Background: Maturity onset diabetes of the young (MODY) may result from mutations of POU homeodomain-containing transcription factors, including TCF1 and TCF2, that regulate tissue-specific gene expression in the pancreas and other epithelial organs.

Methods: We here identify and characterize a kindred with MODY and a novel clinical phenotype with extrapancreatic malformations.

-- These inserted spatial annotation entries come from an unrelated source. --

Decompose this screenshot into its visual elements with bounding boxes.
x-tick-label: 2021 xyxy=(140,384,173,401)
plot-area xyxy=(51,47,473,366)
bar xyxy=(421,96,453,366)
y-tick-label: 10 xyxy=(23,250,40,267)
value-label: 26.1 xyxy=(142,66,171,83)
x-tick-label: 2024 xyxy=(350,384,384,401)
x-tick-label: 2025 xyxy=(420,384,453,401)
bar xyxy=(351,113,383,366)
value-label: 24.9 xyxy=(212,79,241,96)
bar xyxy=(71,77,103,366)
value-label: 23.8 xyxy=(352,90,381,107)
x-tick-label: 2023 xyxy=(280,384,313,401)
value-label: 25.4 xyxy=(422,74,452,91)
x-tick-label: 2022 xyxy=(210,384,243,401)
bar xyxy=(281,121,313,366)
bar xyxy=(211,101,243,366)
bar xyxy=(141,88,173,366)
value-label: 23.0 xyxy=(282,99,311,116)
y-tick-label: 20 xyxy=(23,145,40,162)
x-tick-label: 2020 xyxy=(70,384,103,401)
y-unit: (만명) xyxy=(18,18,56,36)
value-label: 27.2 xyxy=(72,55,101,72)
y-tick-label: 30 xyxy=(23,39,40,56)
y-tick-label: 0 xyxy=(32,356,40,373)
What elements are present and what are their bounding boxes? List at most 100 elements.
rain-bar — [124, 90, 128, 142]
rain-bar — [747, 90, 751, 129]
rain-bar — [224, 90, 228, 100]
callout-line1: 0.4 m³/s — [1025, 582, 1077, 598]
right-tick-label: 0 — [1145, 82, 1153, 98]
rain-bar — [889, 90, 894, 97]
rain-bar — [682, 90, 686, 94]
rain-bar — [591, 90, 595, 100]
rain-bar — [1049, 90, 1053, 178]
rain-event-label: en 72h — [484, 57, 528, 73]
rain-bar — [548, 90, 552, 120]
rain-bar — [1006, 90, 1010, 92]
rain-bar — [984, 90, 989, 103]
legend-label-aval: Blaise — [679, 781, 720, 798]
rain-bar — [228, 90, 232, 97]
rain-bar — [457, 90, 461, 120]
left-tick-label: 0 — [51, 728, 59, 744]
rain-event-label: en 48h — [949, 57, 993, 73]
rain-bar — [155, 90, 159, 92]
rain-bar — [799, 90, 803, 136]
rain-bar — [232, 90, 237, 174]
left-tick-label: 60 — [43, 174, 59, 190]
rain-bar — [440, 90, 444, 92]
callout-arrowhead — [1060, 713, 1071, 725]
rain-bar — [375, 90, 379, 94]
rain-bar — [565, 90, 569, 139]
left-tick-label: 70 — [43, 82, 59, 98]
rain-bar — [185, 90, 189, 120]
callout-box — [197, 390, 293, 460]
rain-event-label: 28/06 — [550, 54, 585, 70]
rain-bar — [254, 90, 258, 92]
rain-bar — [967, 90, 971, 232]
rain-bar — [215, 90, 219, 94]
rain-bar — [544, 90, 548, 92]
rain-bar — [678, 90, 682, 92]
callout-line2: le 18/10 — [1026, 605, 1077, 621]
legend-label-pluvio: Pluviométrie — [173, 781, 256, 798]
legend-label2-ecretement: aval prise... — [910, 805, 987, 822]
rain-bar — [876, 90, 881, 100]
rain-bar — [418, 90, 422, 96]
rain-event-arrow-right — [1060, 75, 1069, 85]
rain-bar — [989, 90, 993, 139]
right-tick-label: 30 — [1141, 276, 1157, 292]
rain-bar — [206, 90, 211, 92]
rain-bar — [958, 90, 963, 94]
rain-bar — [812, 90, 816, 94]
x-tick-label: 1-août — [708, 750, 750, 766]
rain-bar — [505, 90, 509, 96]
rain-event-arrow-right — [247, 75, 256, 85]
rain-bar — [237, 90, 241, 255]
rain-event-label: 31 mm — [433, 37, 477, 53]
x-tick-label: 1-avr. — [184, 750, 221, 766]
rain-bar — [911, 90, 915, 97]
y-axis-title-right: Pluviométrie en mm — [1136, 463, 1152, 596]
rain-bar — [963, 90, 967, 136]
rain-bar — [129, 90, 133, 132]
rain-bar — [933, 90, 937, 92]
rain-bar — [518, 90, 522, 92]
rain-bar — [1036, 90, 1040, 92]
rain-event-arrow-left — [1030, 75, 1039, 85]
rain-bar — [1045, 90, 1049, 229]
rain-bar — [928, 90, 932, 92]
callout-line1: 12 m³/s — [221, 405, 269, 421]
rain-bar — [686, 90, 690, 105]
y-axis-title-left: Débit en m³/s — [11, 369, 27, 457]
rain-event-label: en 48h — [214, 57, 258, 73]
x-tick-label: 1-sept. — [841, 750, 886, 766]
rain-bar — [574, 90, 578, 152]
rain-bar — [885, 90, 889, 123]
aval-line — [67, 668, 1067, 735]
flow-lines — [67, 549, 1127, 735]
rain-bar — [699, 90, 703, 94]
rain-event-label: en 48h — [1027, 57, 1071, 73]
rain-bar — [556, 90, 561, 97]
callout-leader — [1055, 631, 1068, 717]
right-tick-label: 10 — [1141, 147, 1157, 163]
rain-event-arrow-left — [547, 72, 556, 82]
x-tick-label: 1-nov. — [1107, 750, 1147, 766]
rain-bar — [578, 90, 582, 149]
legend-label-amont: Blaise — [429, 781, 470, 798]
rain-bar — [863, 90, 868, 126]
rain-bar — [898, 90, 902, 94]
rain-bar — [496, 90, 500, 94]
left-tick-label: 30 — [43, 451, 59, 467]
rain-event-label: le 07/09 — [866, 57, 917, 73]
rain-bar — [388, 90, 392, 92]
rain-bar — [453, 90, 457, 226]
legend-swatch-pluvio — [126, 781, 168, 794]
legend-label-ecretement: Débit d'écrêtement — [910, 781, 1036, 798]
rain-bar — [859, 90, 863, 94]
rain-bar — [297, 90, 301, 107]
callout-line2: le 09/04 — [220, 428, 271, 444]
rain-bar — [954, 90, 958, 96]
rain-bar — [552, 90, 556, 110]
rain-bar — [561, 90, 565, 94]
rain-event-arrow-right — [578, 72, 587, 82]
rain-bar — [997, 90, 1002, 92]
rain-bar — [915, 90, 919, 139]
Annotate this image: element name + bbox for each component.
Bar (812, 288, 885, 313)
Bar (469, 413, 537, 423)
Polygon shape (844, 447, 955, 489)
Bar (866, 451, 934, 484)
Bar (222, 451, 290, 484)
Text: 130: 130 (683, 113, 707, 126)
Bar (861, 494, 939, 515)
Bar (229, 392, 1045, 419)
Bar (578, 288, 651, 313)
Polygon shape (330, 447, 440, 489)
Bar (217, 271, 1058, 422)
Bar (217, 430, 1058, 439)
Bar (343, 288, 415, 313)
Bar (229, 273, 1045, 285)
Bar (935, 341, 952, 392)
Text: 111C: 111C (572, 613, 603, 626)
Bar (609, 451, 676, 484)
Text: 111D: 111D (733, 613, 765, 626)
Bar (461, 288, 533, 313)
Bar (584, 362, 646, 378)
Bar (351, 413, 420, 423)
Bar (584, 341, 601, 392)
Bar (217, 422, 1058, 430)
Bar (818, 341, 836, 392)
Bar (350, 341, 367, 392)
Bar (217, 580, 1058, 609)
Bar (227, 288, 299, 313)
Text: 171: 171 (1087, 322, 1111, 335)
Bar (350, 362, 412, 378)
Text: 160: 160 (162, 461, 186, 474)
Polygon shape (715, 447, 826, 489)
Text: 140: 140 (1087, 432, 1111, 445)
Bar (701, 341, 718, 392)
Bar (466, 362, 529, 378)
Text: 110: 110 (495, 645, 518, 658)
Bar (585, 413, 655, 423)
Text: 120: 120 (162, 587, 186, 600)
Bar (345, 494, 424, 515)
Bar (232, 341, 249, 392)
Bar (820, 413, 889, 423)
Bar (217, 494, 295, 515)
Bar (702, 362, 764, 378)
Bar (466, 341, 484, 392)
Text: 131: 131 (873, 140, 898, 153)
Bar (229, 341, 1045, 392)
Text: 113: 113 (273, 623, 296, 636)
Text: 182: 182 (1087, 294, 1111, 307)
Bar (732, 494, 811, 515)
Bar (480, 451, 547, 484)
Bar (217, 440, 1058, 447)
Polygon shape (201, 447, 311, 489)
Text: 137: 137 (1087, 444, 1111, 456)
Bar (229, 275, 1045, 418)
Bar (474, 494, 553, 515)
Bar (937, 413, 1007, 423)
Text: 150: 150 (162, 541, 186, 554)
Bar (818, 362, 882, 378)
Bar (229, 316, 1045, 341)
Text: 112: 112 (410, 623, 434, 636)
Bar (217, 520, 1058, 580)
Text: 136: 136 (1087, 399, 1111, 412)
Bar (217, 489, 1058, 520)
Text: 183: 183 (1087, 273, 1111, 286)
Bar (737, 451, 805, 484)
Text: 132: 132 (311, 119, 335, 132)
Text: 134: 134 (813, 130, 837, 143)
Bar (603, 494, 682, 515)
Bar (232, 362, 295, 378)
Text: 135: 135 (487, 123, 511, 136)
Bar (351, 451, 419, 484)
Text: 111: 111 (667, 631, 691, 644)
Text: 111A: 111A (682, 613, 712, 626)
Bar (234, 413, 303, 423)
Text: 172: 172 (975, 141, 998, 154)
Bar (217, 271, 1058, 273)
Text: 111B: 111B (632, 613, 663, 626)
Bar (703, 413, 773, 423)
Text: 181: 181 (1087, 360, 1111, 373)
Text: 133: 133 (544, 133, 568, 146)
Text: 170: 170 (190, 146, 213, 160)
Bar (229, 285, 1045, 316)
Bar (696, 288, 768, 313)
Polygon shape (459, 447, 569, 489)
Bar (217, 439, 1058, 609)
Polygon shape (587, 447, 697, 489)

Results: The index patient (female, age 13yrs) presented with fasting blood glucose of 9.3 mmol/l, HbA1c of 8.5%, and fasting C peptide of 3.2 ng/ml. In the father and paternal grandmother, diabetes not requiring insulin had been diagnosed at young age. Two sisters had fasting glucose of 7.3 and 6.8 mmol/l, and 2h glucose during OGTT was 10.1 and 13.1 mmol/l, respectively. Islet cell antibodies were negative. In the index patient, ultrasound revealed unilateral agenesis of the kidney and uterus unicornis. Polycystic thyroid lesions were found in the index patient and one sister. In the coding sequence and promoter region of HNF1beta (TCF2), no disease-associated sequence variation was found. However, sequence analysis of TCF1 revealed a novel heterozygous genomic 4nt deletion at the splice donor site of intron 2 in all patients. This mutation leads to a predicted alternative mRNA splicing, resulting in a premature termination codon and HNFalpha protein truncation.

Conclusion: A hereditary diabetes syndrome associated with urogenital and thyroid malformations is due to a splice site mutation of TCF1, compatible with a role of this transcription factor in thyroid and urogenital development.